Beyond the question of preparation time for such a major change, she says one good thing about the rule is that assisted living communities are not covered by the changes. “That is a positive, we are pleased to see that,” Harmon says.

But for SNFs, EPA has put one more issue on their already crowded plates in terms of regulations. “While we do not yet know what the impact on operations will be, it can be a bit overwhelming given that the third phase of RoP [Requirements of Participation] takes effect in November, among other regulatory issues,” she says.

Then there is the cost. Although she has no knowledge of a cost estimate on facilities for meeting the new rules, attorney Hilliard assumes there will be upfront costs of some variety, notably on training staff, drafting policies and procedures for pharmaceutical and nonpharmaceutical waste, and how to handle the waste, likely through contracting with disposal companies.

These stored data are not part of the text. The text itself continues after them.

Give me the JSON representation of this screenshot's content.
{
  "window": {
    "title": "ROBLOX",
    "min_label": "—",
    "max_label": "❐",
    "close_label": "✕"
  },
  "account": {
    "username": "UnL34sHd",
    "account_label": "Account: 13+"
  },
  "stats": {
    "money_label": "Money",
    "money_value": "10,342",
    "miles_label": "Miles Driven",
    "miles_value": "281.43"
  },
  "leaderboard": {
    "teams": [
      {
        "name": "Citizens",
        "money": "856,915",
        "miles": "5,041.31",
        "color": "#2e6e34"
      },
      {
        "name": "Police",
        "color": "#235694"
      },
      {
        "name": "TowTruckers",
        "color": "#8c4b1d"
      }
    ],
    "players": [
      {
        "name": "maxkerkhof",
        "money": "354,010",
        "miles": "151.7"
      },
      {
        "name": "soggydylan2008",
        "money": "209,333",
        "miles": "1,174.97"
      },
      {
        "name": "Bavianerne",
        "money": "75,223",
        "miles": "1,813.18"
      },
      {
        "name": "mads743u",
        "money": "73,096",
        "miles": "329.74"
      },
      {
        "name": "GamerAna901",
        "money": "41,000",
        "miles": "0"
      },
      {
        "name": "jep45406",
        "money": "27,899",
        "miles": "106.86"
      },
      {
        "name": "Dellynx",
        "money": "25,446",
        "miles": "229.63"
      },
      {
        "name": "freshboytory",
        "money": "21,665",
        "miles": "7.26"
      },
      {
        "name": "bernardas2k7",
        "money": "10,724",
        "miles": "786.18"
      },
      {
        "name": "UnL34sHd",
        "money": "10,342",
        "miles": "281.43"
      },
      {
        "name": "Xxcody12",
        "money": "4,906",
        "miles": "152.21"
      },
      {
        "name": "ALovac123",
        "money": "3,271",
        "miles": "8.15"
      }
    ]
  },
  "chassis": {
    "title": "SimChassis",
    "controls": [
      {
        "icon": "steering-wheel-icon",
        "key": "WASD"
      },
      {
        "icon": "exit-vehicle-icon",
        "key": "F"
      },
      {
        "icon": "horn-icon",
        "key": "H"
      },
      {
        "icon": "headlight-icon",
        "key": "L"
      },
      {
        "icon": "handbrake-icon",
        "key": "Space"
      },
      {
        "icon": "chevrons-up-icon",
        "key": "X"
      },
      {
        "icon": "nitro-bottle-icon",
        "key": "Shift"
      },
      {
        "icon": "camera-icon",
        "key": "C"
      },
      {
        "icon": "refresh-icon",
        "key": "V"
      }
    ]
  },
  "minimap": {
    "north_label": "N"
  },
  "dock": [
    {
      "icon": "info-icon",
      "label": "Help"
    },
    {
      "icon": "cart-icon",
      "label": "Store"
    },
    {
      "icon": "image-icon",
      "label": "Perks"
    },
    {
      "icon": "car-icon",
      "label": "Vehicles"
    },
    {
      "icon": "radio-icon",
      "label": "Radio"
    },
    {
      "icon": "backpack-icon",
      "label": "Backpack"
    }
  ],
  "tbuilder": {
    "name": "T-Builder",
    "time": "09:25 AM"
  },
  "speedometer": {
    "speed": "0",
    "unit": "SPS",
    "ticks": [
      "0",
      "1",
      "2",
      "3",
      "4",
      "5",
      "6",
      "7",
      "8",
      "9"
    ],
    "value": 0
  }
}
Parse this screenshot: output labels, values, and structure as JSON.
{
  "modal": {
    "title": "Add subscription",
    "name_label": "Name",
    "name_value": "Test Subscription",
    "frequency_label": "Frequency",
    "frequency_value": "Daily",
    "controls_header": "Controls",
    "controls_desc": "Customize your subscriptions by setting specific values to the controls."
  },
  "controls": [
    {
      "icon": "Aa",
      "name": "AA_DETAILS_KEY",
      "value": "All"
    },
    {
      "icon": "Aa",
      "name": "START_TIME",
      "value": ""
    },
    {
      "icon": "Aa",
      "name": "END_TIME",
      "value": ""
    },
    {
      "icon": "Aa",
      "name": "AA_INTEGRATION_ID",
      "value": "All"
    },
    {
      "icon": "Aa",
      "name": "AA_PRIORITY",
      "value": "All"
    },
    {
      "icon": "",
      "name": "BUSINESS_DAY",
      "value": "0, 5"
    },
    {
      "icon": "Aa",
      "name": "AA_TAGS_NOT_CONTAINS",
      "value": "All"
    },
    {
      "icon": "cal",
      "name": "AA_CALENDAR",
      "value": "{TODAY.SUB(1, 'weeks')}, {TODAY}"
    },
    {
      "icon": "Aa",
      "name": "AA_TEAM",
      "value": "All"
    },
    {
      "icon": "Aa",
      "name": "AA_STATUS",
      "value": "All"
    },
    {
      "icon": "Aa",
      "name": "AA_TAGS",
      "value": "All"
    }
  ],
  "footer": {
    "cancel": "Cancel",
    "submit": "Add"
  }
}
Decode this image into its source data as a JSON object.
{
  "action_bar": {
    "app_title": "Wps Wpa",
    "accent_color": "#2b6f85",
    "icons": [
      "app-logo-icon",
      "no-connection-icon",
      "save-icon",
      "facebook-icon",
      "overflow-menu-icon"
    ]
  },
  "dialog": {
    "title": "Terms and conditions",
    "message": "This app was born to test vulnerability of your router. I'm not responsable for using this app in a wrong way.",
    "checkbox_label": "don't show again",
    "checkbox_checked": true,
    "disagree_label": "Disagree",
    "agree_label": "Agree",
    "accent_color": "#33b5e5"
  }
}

“All of this is brand new because historically nursing facilities were treated as households for purposes of hazardous waste regulations,” she says. However, later EPA became concerned about it, “since in their eyes, nursing homes are more like hospitals than individual homes,” she says.

EPA changes have not been an overnight event, with Hilliard saying that a previous attempt came back in 2008 before being revived again in 2015.

“Frankly, I thought that this regulation was kind of buried at EPA and would not see the light of day, but sure enough in December the EPA administrator signed off on it and only because of shutdown has it not yet been published in the Federal Register,” she says.